Question

The standard enthalpy of formation of$N{{H}_{3}}$ is -46.0$kJmo{{l}^{-1}}$ . If the enthalpy of formation of ${{H}_{2}}$ from its atoms is -436$kJ mol{{l}^{-1}}$ and that of \[{{N}_{2}}\] is -712$kJmo{{l}^{-1}}$ , the average bond enthalpy of N-H bond in $N{{H}_{3}}$ is:
A. -964$kJmo{{l}^{-1}}$
B. +352$kJmo{{l}^{-1}}$
C. +1056$kJmo{{l}^{-1}}$
D. -1102$kJmo{{l}^{-1}}$

Answer 1

Hint: The enthalpy for the formation of any compound is a relative value and it is measured by measuring the sums of all the bond energies of the reactants and products separately and then subtracting the bond energies of the products from the reactants.

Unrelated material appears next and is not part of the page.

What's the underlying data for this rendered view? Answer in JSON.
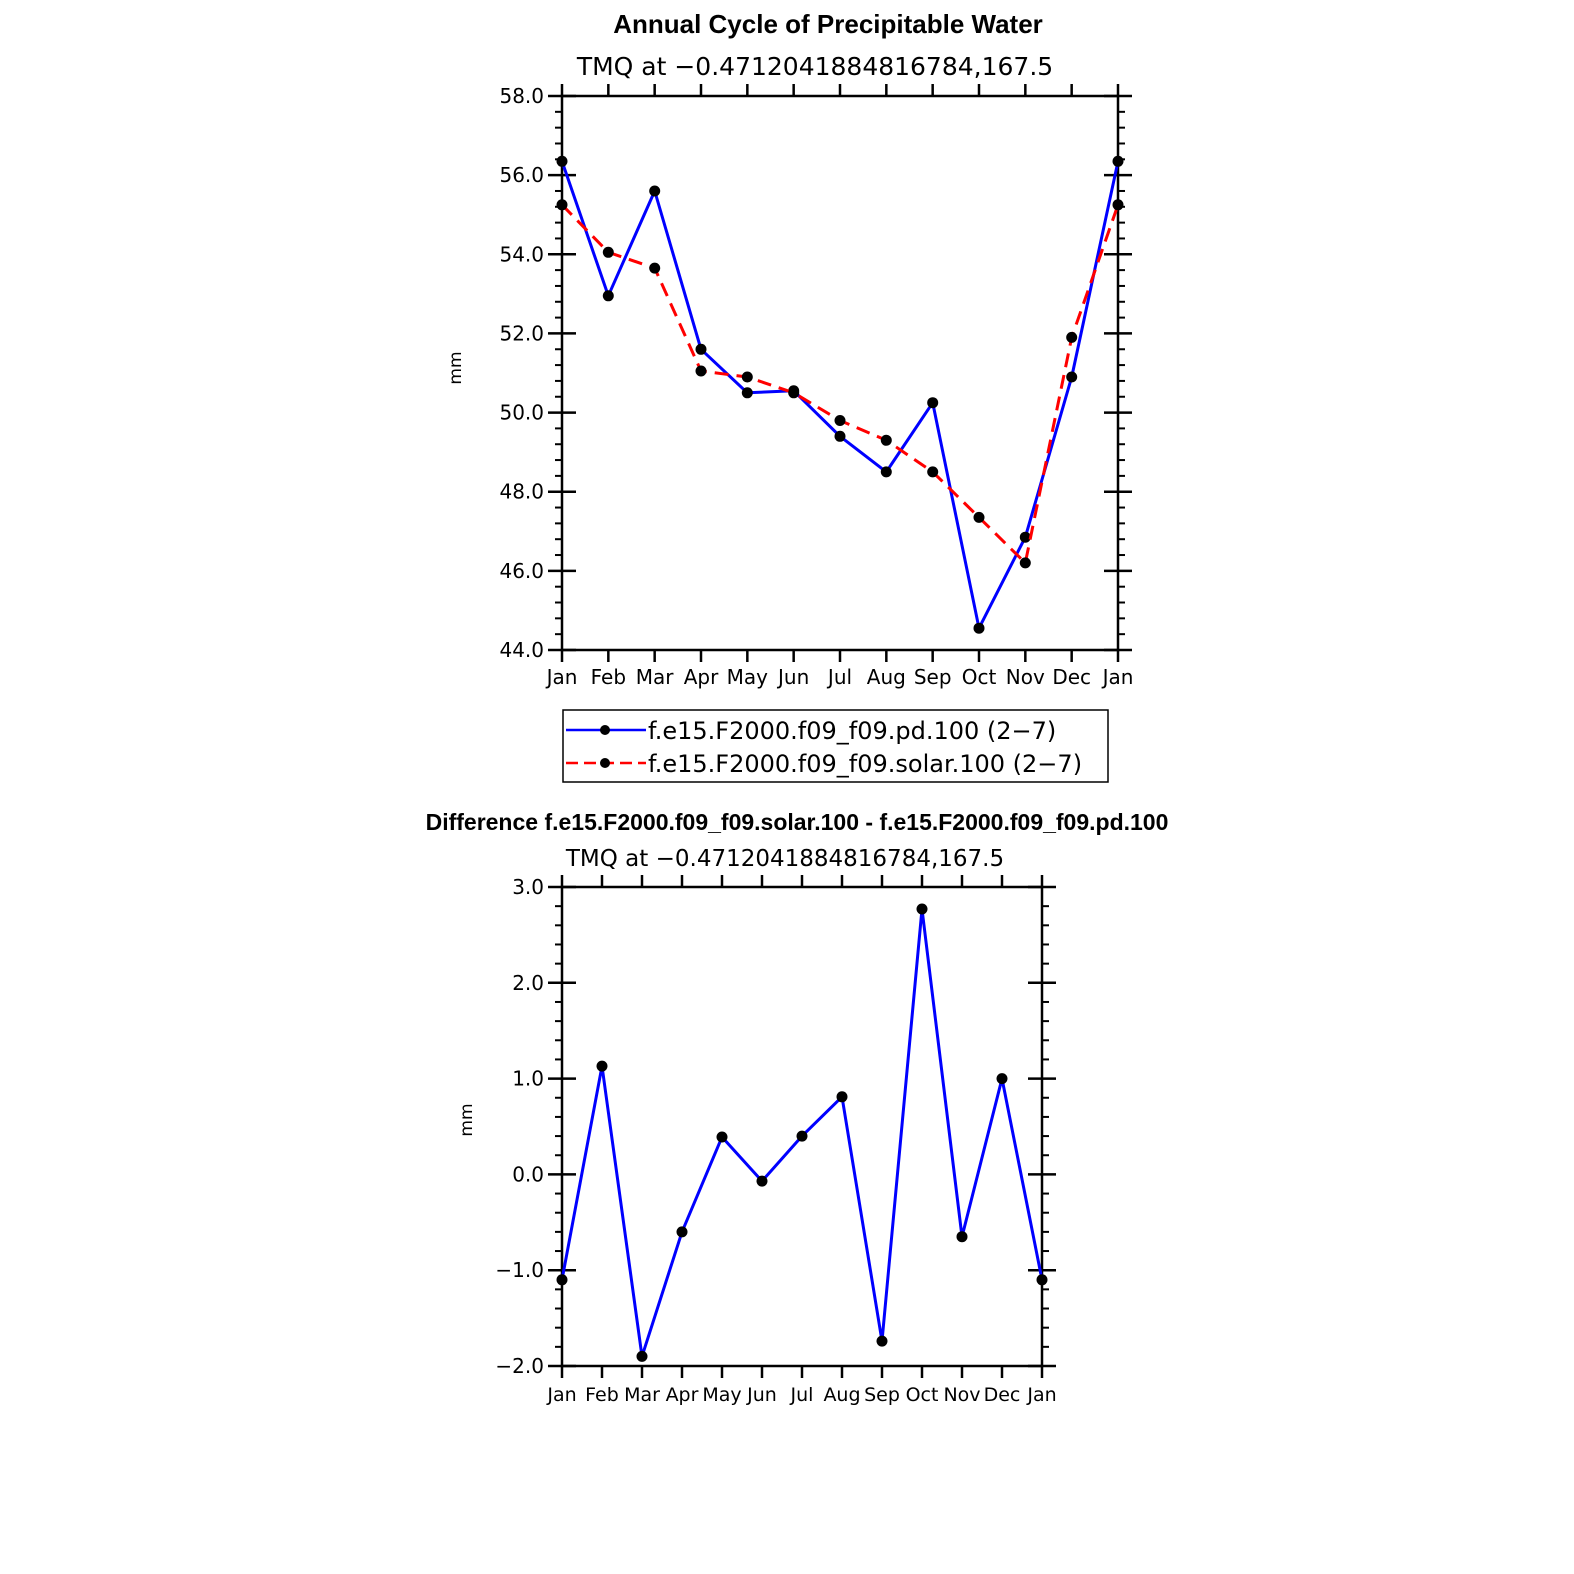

Complete step by step solution:
-The formation of any compound from the pure elements is possible only when the energy is released during that process. It means that the process should be exothermic for it to go in a forward direction.
-To form a bond with a new atom or molecule, the original bonds are broken which require energy to do so and the new bonds are made which release the energy. The energy released in making new bonds should exceed that in breaking old bonds.
-Thus we see that a single step of any reaction can be both exothermic and endothermic but the complete process needs to be exothermic so that the compound formed remains stable.
-The amount of energy that is lost or gained during the formation of any compound is represented as a change in the enthalpy. The reaction is favourable when the enthalpy of the reactants is more than that of the products.
-This means that the change in enthalpy should be negative in order to make the reaction exothermic and should be positive in order to make the reaction endothermic.
-Enthalpy is found by the knowledge of the bond energies of the molecules. If we are to find the enthalpy of $N{{H}_{3}}$ we need to know the bond energies of both nitrogen and hydrogen molecules and also the bond energy between N-H bonds.
-The formula for the change in the enthalpy of a reaction can be shown as
\[\Delta H=\sum{B{{E}_{reactants}}-\sum{B{{E}_{products}}}}\]
-In the question, we are given the standard enthalpy of formation of$N{{H}_{3}}$ to be -46.0$kJmo{{l}^{-1}}$. Also, the enthalpy of formation of ${{H}_{2}}$ from its atoms is -436$kJ mol{{l}^{-1}}$ and that of \[{{N}_{2}}\] is -712$kJmo{{l}^{-1}}$. We have to find the bond enthalpy of the N-H bond which occurs in the product.
-The reaction of nitrogen and hydrogen to form ammonia can be shown as
\[{{N}_{2}}+3{{H}_{2}}\to 2N{{H}_{3}}\]
-We see that nitrogen is simply broken down into 2 N atoms which are needed in the product formation. So 1 mole nitrogen is completely needed. 1 mole of hydrogen releases 2 hydrogen atoms. The bond energy for that is given. If we need only 1 atom, the bond energy will be half of it. Here we need 3 atoms. So the bond energy required for that will be $\dfrac{3}{2}xB{{E}_{{{H}_{2}}}}$
-Thus putting all the values in the formula for change in enthalpy, we get
$-46=712+\dfrac{3}{2}x\left( 436 \right)-B{{E}_{product}}$
The bond energy of the product is nothing but three times the average bond enthalpy of N-H bond in $N{{H}_{3}}$ as there are 3 such bonds in ammonia. It can be shown as
$-46=712+\dfrac{3}{2}x\left( 436 \right)-3x$
-Solving this we get the value of x to be +352. The negative values of the bond energies has been removed as they are the bond energies of formation of hydrogen and nitrogen. These bonds are to be broken and so they are taken as negative of the formation energy values.

Therefore the correct option is B.

Note: The standard enthalpy of formation of a pure element which occurs naturally in its original form is considered to be zero. This is the reference value. Enthalpy for any other compound is measured from this value itself. For any compound formation, energy is released and so the enthalpy can never be zero for any compound.